WE WRITE at a moment when Tehran is full of rumor that some of the hostages are about to be released. But our brief little sermon today will not have to do with the promise, anxiety or obscenity that mingles in the circumstances of those hostages in Iran. No disquisitions on how the point is not -- and never was -- whether the cruel and opportunistic captors of the Americans in Tehran would or would not allow them a good Christmas; no more -- at least not today -- admonitions about how dangerous and foolish and lulling it was for the rest of us to fall into the let's-make-the-holidays-nicer-for-the-hostages trap. And Christmas being the day it is, we will even let pass for the moment the unspeakable, if predictable, showboating of the Rev. William Sloane Coffin on the eve of his trip to Tehran.
We ask you only to meditate on the importance of the hostages, not as political pawns, but rather as human victims whose experience of terror and injustice has caught the country's and the world's imagination. What has been so heartening is that the sense of their misfortune and the widespread anger it has generated have withstood the inevitable sophistries that those gifted with superficial, witless and cynical minds have regularly offered up. As, for example, the relative insignificance of the hostages when you count them -- 50 persons held hostages, compared with 50,000 American dead in Indochina and however many dead the people who ply this line like to throw in from scenes of 20th-century carnage around the world.
This approach is dismissive. In suggesting that only vast numbers of victims and high degrees of goriness can qualify as suffering worthy of public consternation, the "quantifiers" of anguish merely prove that nothing matters.
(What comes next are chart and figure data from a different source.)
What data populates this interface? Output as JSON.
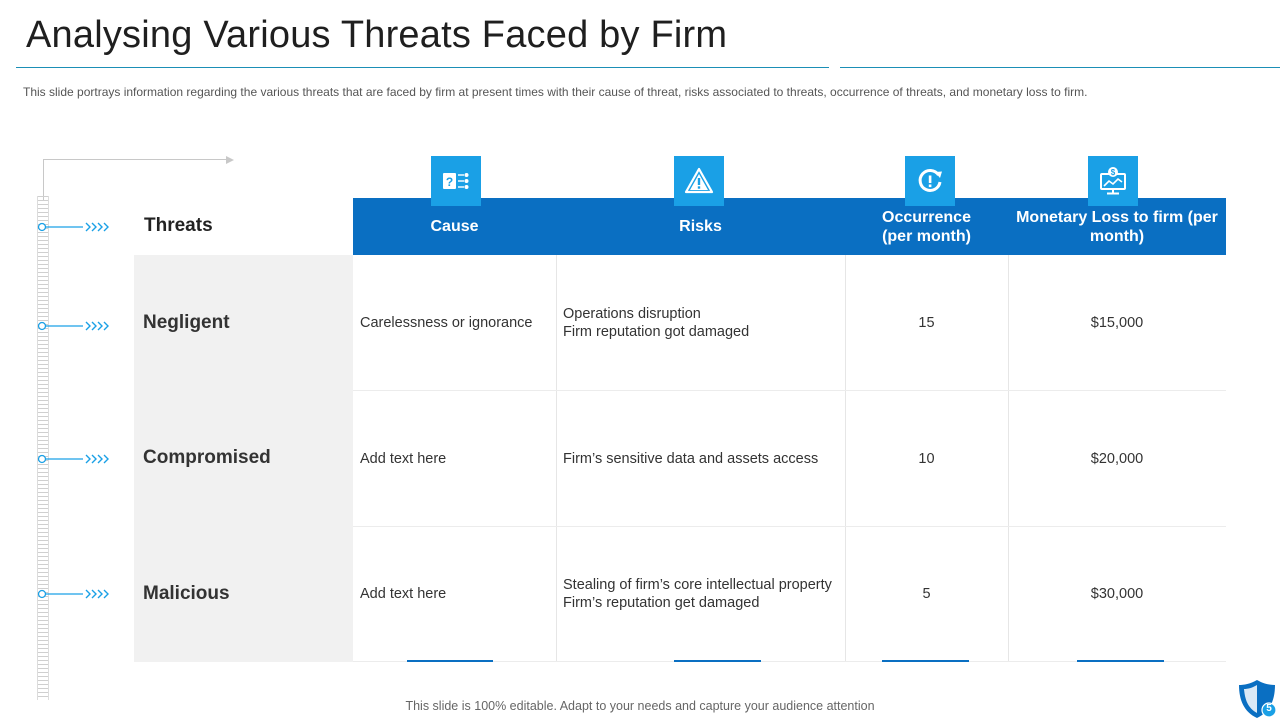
{
  "slide": {
    "title": "Analysing Various Threats Faced by Firm",
    "description": "This slide portrays information  regarding the various  threats that are faced by firm at present times with their cause of threat, risks associated to threats, occurrence of threats, and monetary loss to firm.",
    "footer": "This slide is 100% editable. Adapt to your needs and capture your audience attention",
    "page_number": "5"
  },
  "table": {
    "corner_label": "Threats",
    "headers": {
      "cause": "Cause",
      "risks": "Risks",
      "occurrence_line1": "Occurrence",
      "occurrence_line2": "(per month)",
      "loss_line1": "Monetary Loss to firm (per",
      "loss_line2": "month)"
    },
    "rows": [
      {
        "threat": "Negligent",
        "cause": "Carelessness or ignorance",
        "risks_line1": "Operations disruption",
        "risks_line2": "Firm reputation got damaged",
        "occurrence": "15",
        "loss": "$15,000"
      },
      {
        "threat": "Compromised",
        "cause": "Add text here",
        "risks_line1": "Firm’s sensitive data and assets access",
        "risks_line2": "",
        "occurrence": "10",
        "loss": "$20,000"
      },
      {
        "threat": "Malicious",
        "cause": "Add text here",
        "risks_line1": "Stealing of firm’s core intellectual property",
        "risks_line2": "Firm’s reputation get damaged",
        "occurrence": "5",
        "loss": "$30,000"
      }
    ]
  },
  "colors": {
    "header_blue": "#0a6fc2",
    "icon_blue": "#1aa0e6",
    "accent_cyan": "#1b8fb6",
    "threat_column_bg": "#f1f1f1"
  },
  "icons": {
    "cause": "question-flow-icon",
    "risks": "warning-icon",
    "occurrence": "refresh-alert-icon",
    "loss": "monitor-dollar-icon",
    "badge": "shield-icon"
  }
}
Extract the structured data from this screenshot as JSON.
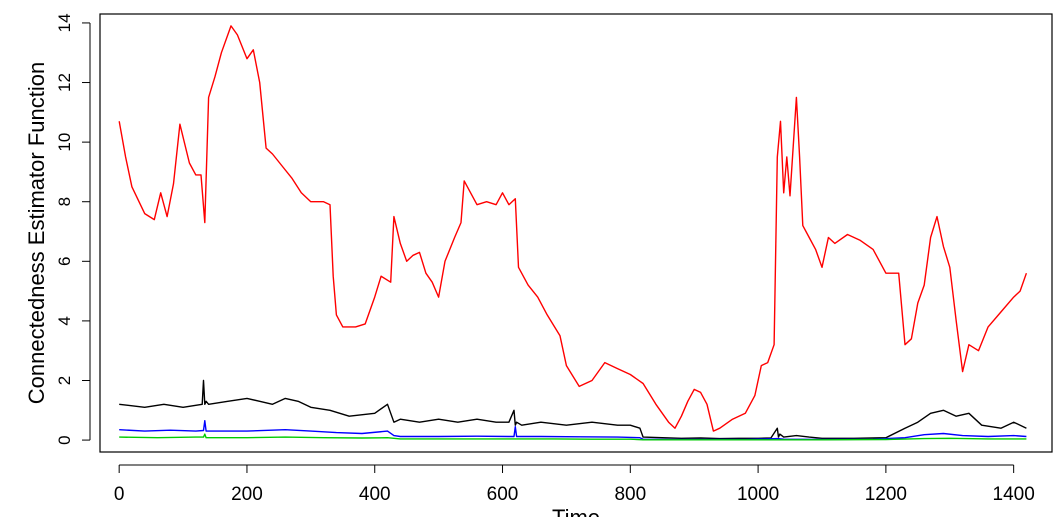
{
  "chart_data": {
    "type": "line",
    "title": "",
    "xlabel": "Time",
    "ylabel": "Connectedness Estimator Function",
    "xlim": [
      -30,
      1460
    ],
    "ylim": [
      -0.4,
      14.3
    ],
    "xticks": [
      0,
      200,
      400,
      600,
      800,
      1000,
      1200,
      1400
    ],
    "xtick_labels": [
      "0",
      "200",
      "400",
      "600",
      "800",
      "1000",
      "1200",
      "1400"
    ],
    "yticks": [
      0,
      2,
      4,
      6,
      8,
      10,
      12,
      14
    ],
    "ytick_labels": [
      "0",
      "2",
      "4",
      "6",
      "8",
      "10",
      "12",
      "14"
    ],
    "grid": false,
    "legend": "none",
    "series": [
      {
        "color": "#ff0000",
        "x": [
          0,
          10,
          20,
          40,
          55,
          65,
          75,
          85,
          95,
          110,
          120,
          128,
          134,
          140,
          150,
          160,
          175,
          185,
          200,
          210,
          220,
          230,
          240,
          255,
          270,
          285,
          300,
          320,
          330,
          335,
          340,
          350,
          370,
          385,
          400,
          410,
          425,
          430,
          440,
          450,
          460,
          470,
          480,
          490,
          500,
          510,
          525,
          535,
          540,
          550,
          560,
          575,
          590,
          600,
          610,
          620,
          625,
          640,
          655,
          670,
          690,
          700,
          720,
          740,
          760,
          780,
          800,
          820,
          840,
          860,
          870,
          880,
          890,
          900,
          910,
          920,
          930,
          940,
          960,
          980,
          995,
          1005,
          1015,
          1025,
          1030,
          1035,
          1040,
          1045,
          1050,
          1060,
          1065,
          1070,
          1080,
          1090,
          1100,
          1110,
          1120,
          1140,
          1160,
          1180,
          1200,
          1220,
          1230,
          1240,
          1250,
          1260,
          1270,
          1280,
          1290,
          1300,
          1310,
          1320,
          1330,
          1345,
          1360,
          1380,
          1400,
          1410,
          1420
        ],
        "y": [
          10.7,
          9.5,
          8.5,
          7.6,
          7.4,
          8.3,
          7.5,
          8.6,
          10.6,
          9.3,
          8.9,
          8.9,
          7.3,
          11.5,
          12.2,
          13.0,
          13.9,
          13.6,
          12.8,
          13.1,
          12.0,
          9.8,
          9.6,
          9.2,
          8.8,
          8.3,
          8.0,
          8.0,
          7.9,
          5.5,
          4.2,
          3.8,
          3.8,
          3.9,
          4.8,
          5.5,
          5.3,
          7.5,
          6.6,
          6.0,
          6.2,
          6.3,
          5.6,
          5.3,
          4.8,
          6.0,
          6.8,
          7.3,
          8.7,
          8.3,
          7.9,
          8.0,
          7.9,
          8.3,
          7.9,
          8.1,
          5.8,
          5.2,
          4.8,
          4.2,
          3.5,
          2.5,
          1.8,
          2.0,
          2.6,
          2.4,
          2.2,
          1.9,
          1.2,
          0.6,
          0.4,
          0.8,
          1.3,
          1.7,
          1.6,
          1.2,
          0.3,
          0.4,
          0.7,
          0.9,
          1.5,
          2.5,
          2.6,
          3.2,
          9.5,
          10.7,
          8.3,
          9.5,
          8.2,
          11.5,
          9.5,
          7.2,
          6.8,
          6.4,
          5.8,
          6.8,
          6.6,
          6.9,
          6.7,
          6.4,
          5.6,
          5.6,
          3.2,
          3.4,
          4.6,
          5.2,
          6.8,
          7.5,
          6.5,
          5.8,
          4.0,
          2.3,
          3.2,
          3.0,
          3.8,
          4.3,
          4.8,
          5.0,
          5.6
        ]
      },
      {
        "color": "#000000",
        "x": [
          0,
          40,
          70,
          100,
          130,
          132,
          134,
          136,
          140,
          170,
          200,
          220,
          240,
          260,
          280,
          300,
          330,
          360,
          400,
          420,
          430,
          440,
          470,
          500,
          530,
          560,
          590,
          610,
          618,
          620,
          622,
          630,
          660,
          700,
          740,
          780,
          800,
          815,
          820,
          850,
          880,
          910,
          940,
          970,
          1000,
          1020,
          1030,
          1032,
          1034,
          1040,
          1060,
          1080,
          1100,
          1150,
          1200,
          1230,
          1250,
          1270,
          1290,
          1310,
          1330,
          1350,
          1380,
          1400,
          1420
        ],
        "y": [
          1.2,
          1.1,
          1.2,
          1.1,
          1.2,
          2.0,
          1.2,
          1.3,
          1.2,
          1.3,
          1.4,
          1.3,
          1.2,
          1.4,
          1.3,
          1.1,
          1.0,
          0.8,
          0.9,
          1.2,
          0.6,
          0.7,
          0.6,
          0.7,
          0.6,
          0.7,
          0.6,
          0.6,
          1.0,
          0.5,
          0.6,
          0.5,
          0.6,
          0.5,
          0.6,
          0.5,
          0.5,
          0.4,
          0.1,
          0.08,
          0.06,
          0.07,
          0.05,
          0.06,
          0.06,
          0.07,
          0.4,
          0.1,
          0.2,
          0.1,
          0.15,
          0.1,
          0.06,
          0.06,
          0.08,
          0.4,
          0.6,
          0.9,
          1.0,
          0.8,
          0.9,
          0.5,
          0.4,
          0.6,
          0.4
        ]
      },
      {
        "color": "#0000ff",
        "x": [
          0,
          40,
          80,
          120,
          132,
          134,
          136,
          150,
          200,
          260,
          300,
          340,
          380,
          420,
          430,
          440,
          500,
          560,
          610,
          618,
          620,
          622,
          660,
          720,
          780,
          815,
          820,
          860,
          920,
          980,
          1030,
          1040,
          1100,
          1180,
          1230,
          1260,
          1290,
          1320,
          1360,
          1400,
          1420
        ],
        "y": [
          0.35,
          0.3,
          0.33,
          0.3,
          0.32,
          0.65,
          0.3,
          0.3,
          0.3,
          0.35,
          0.3,
          0.25,
          0.22,
          0.3,
          0.15,
          0.12,
          0.12,
          0.13,
          0.12,
          0.12,
          0.45,
          0.12,
          0.12,
          0.11,
          0.1,
          0.08,
          0.03,
          0.02,
          0.02,
          0.02,
          0.05,
          0.03,
          0.02,
          0.03,
          0.08,
          0.18,
          0.22,
          0.15,
          0.12,
          0.15,
          0.12
        ]
      },
      {
        "color": "#00cc00",
        "x": [
          0,
          60,
          120,
          132,
          134,
          136,
          200,
          260,
          320,
          380,
          420,
          440,
          500,
          560,
          620,
          680,
          740,
          800,
          820,
          900,
          1000,
          1100,
          1200,
          1260,
          1300,
          1360,
          1420
        ],
        "y": [
          0.1,
          0.08,
          0.1,
          0.1,
          0.2,
          0.08,
          0.08,
          0.1,
          0.08,
          0.07,
          0.08,
          0.04,
          0.04,
          0.04,
          0.04,
          0.04,
          0.03,
          0.03,
          0.01,
          0.01,
          0.01,
          0.01,
          0.02,
          0.05,
          0.06,
          0.04,
          0.04
        ]
      }
    ]
  }
}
If it takes hundreds or hundreds of thousands of human casualties to count, what is even being counted? Does the cruelty inflicted on a single human being matter or doesn't it? It is our observation that generally those who use whatever outrage or tragdey is at hand to point to another larger one that has gone unnoted are not arguing for heightened attention to the plight of those numerous others -- they are only suggesting that the subject be changed.
The subject of the hostages should not be changed until they are all home -- and even then the subject should not be dropped. But for now, for Christmas Day, it seems enough just to observe that they have at once remained, in the public mind, maltreated individuals and in some sense, by virtue of that, sorrowful emblems of suffering and injustice elsewhere. Concern for such people does not limit your sympathies or narrow your ability to imagine the plight of people in other, perhaps far worse, circumstances.It enlarges that capacity and makes the result more vivid, more real. Let us think about the hostages today.